I had 3 doctors, my orthopedic surgeon for my leg, my psychiatrist for my PTSD and Panic attacks and my primary doctor for my anxiety attacks all sign a similar letter. My doctors were unfamiliar with the needs of someone with a service dog, as were a lot of other doctors and I had a hard time finding those who would listen, I explained to my doctors that I'd attach the laws pertaining to what they were signing, stating it's simply saying "you agree that it's in my best medical interest to have an animal that can support me in day to day living, be it by physically helping me or emotionally, or mentally." to which my doctors agreed to and signed the documents. What I sent by the doctors was:

Dear _______________________,
(Patients name) is my patient, and has been under my care since __________________,
I am intimately familiar with their history and with the functional limitations imposed by their disability. He/ She meets the definition of disability under the Americans with Disabilities Act, the Fair Housing Act, and the Rehabilitation Act of 1973.

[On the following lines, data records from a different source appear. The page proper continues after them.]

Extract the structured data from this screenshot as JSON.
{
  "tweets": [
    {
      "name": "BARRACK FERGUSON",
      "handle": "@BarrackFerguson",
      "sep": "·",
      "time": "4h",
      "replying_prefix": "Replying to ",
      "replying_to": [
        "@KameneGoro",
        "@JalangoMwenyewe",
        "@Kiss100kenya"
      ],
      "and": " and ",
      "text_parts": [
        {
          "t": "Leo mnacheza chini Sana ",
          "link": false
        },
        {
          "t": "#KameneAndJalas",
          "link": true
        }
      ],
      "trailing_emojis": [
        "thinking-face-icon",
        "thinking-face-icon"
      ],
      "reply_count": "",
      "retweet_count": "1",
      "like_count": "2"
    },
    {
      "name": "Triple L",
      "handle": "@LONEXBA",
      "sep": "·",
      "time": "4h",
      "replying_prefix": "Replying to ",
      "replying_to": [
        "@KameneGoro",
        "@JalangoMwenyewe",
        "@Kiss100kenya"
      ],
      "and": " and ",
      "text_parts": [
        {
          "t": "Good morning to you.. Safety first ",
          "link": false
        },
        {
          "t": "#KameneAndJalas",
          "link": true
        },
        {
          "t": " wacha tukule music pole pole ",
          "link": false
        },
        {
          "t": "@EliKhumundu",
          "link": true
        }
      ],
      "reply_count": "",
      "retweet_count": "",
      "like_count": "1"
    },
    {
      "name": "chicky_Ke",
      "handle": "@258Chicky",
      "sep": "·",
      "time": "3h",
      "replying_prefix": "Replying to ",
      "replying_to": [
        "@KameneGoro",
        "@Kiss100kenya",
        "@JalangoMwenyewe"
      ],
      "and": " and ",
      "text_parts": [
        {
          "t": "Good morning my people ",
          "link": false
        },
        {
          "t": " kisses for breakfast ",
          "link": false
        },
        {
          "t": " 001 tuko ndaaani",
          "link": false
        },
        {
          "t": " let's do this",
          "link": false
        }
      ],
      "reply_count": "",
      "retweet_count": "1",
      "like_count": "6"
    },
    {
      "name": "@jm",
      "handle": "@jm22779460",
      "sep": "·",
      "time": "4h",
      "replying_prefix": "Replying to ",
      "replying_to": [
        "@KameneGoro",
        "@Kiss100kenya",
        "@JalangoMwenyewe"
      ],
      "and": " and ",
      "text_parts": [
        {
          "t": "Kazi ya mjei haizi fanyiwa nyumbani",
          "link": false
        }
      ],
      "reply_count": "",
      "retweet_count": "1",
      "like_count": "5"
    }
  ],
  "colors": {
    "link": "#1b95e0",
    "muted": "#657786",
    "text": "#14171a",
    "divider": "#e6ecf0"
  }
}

Due to (disability), (Patient) has certain limitations regarding (reasons, can include PTSD etc) and other conditions, in order to help alleviate these difficulties, and to enhance their ability to live independently and to fully use and enjoy the dwelling unit you own and/or administer, (patient) wishes to continue to train a service dog for themselves which will perform tasks which mitigate their other disabilities, including (what the animal will assist you with) and assist her in day to day living.
_________________________________________                                                ______________
Doctors name                                                                                                            Date
I explained to the leasing office that my dog is training to notice when I'm having an panic attack and to keep me calm in situations, to be able to sense when I'm about to have an anxiety attack and breakdown, which Nox was trained to do. I included the Fair Housing, ADA Act, and Rehab act in each letter to each doctor and to the leasing office.

This solved the problem, and I've never had an issue since. I keep this letter in his passport taped in.